UK’s Royal Mail warns it is “temporarily unable to despatch items to overseas destinations”, after confirmation of ‘cyber incident’
The Royal Mail is once again experiencing computer-related difficulties, after confirming a “cyber incident.”
The British post office tweeted it was experiencing disruption to its “international export services and are temporarily unable to despatch items to overseas destinations.”
It strongly advise customers to hold any export items while it seeks to resolve the issue, it said.
It comes after the Royal Mail apologised in early January for a disruption to its online services over the holiday period.
The Royal Mail app and website had been unavailable for more than four hours on Wednesday, 28 December, the first day of regular post after strikes and bank holidays over the Christmas period.
And that has not been the only incident of late.
Last November Royal Mail acknowledged a data breach after a problem with one of its websites.
The problem resulted in a “limited number” of customers being able to see information about other customer’s orders.
Fast forward in mid January, the Royal Mail told the BBC it has asked people to stop sending mail abroad due to a “cyber incident”.
While it is temporarily unable to send letters and parcels overseas, there also also minor delays to post coming into the UK.
That said, domestic deliveries are reportedly unaffected.

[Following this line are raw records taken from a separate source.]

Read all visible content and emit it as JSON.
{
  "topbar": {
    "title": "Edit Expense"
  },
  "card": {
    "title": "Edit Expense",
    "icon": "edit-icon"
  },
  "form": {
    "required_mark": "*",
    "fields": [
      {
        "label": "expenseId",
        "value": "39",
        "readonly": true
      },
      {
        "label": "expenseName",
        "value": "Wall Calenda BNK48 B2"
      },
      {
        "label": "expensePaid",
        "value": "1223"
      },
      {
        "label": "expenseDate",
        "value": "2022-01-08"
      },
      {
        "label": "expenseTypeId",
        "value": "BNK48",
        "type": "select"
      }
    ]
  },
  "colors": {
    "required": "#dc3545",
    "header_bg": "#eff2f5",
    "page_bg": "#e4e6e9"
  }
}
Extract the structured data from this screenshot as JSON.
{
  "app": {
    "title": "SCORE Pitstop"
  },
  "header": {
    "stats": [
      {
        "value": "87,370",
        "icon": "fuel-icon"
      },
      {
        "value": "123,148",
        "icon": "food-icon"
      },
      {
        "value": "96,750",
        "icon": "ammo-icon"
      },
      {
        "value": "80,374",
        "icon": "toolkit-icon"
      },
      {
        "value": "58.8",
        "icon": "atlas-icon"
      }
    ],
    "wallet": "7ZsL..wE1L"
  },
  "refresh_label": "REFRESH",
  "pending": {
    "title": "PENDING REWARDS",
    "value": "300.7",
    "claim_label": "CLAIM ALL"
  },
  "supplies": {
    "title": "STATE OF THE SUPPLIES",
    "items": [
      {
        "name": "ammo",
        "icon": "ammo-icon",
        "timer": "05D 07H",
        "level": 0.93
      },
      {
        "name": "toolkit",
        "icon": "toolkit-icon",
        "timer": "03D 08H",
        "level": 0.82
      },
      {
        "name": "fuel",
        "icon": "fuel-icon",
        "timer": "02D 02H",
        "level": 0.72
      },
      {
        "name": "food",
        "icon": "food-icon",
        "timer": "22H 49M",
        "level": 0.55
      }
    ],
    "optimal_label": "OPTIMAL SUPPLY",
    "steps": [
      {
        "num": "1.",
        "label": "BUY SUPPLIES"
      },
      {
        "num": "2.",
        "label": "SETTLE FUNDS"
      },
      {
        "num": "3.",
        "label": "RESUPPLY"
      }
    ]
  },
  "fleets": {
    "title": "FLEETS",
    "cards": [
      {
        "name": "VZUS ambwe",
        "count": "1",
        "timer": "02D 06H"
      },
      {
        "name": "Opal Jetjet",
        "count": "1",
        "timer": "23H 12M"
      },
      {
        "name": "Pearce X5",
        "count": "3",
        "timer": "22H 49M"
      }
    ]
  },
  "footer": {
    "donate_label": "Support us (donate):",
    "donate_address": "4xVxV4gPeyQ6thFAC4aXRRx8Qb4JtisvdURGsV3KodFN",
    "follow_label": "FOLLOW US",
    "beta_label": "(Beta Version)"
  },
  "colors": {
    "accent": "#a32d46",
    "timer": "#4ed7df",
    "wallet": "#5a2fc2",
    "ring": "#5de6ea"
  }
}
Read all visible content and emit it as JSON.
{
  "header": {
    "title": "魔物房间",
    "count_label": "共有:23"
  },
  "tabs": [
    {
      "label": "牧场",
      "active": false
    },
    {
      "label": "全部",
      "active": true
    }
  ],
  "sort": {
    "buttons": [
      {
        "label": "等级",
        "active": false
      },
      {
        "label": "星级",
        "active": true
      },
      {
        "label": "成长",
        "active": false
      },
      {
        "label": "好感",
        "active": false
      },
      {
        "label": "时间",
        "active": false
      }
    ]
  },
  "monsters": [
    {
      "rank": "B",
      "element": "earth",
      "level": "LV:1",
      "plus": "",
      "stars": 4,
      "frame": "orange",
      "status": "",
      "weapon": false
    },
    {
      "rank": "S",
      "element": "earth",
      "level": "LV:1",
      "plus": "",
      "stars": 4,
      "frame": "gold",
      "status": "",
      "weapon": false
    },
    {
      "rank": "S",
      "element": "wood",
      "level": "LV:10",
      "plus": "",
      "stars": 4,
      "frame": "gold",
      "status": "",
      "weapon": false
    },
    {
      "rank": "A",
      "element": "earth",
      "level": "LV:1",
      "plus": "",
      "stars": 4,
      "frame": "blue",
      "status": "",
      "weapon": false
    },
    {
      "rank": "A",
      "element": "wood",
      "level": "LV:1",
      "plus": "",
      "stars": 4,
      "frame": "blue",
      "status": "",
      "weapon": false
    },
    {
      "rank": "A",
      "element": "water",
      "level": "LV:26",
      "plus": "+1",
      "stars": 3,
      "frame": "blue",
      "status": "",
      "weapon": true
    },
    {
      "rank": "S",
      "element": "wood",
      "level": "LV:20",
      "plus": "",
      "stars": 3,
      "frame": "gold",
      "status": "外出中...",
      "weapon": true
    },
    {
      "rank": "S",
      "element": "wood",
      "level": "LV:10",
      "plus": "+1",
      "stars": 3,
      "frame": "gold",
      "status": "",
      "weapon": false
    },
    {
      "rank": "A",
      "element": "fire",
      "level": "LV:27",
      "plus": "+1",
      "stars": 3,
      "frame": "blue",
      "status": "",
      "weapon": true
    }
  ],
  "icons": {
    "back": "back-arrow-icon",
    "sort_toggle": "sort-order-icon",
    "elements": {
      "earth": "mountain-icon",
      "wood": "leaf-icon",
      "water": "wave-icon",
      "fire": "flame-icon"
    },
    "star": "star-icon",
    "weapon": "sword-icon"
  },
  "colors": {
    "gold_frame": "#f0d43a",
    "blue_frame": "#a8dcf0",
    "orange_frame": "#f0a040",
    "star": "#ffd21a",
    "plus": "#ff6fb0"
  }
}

Royal Mail apologised and told the BBC its teams were “working around the clock to resolve this disruption”. It said it would update customers when it had more information.
The company is calling it a “cyber-incident” rather than a cyber attack because it does not know what has caused the problem, the BBC has been told.
Royal Mail reportedly said that its computerised systems for sending letters and parcels abroad had been “severely disrupted.”
“We immediately launched an investigation into the [cyber] incident and we are working with external experts,” it added.
It seems the impacted back office system is used by Royal Mail to prepare mail for despatch abroad, and to track and trace overseas items. It is in use at six sites, including Royal Mail’s huge Heathrow distribution centre in Slough.
Meanwhile the National Cyber Security Centre is investigating the incident, alongside the National Crime Agency, which strongly suggests some form of cyber crime or cyber attack has taken place.
This could not come at a worse time for the former state-owned postal service.
In recent months Royal Mail services have been hit by industrial action, and it is locked in a dispute with postal staff over modernisation plans and pay.
The post office has been steadily losing market share to rivals, and it wants to make changes including greater digitisation and automation.
And hours before the cyber incident was confirmed, the Communication Workers’ Union, which represents about 115,000 postal workers, confirmed plans for a fresh ballot on strike action, with results to be declared on 16 February.
There is concern at the level of attacks against British institutions.
The Guardian for example reported before Christmas that it had been hit by a ransomware attack, with the personal data of UK staff members accessed.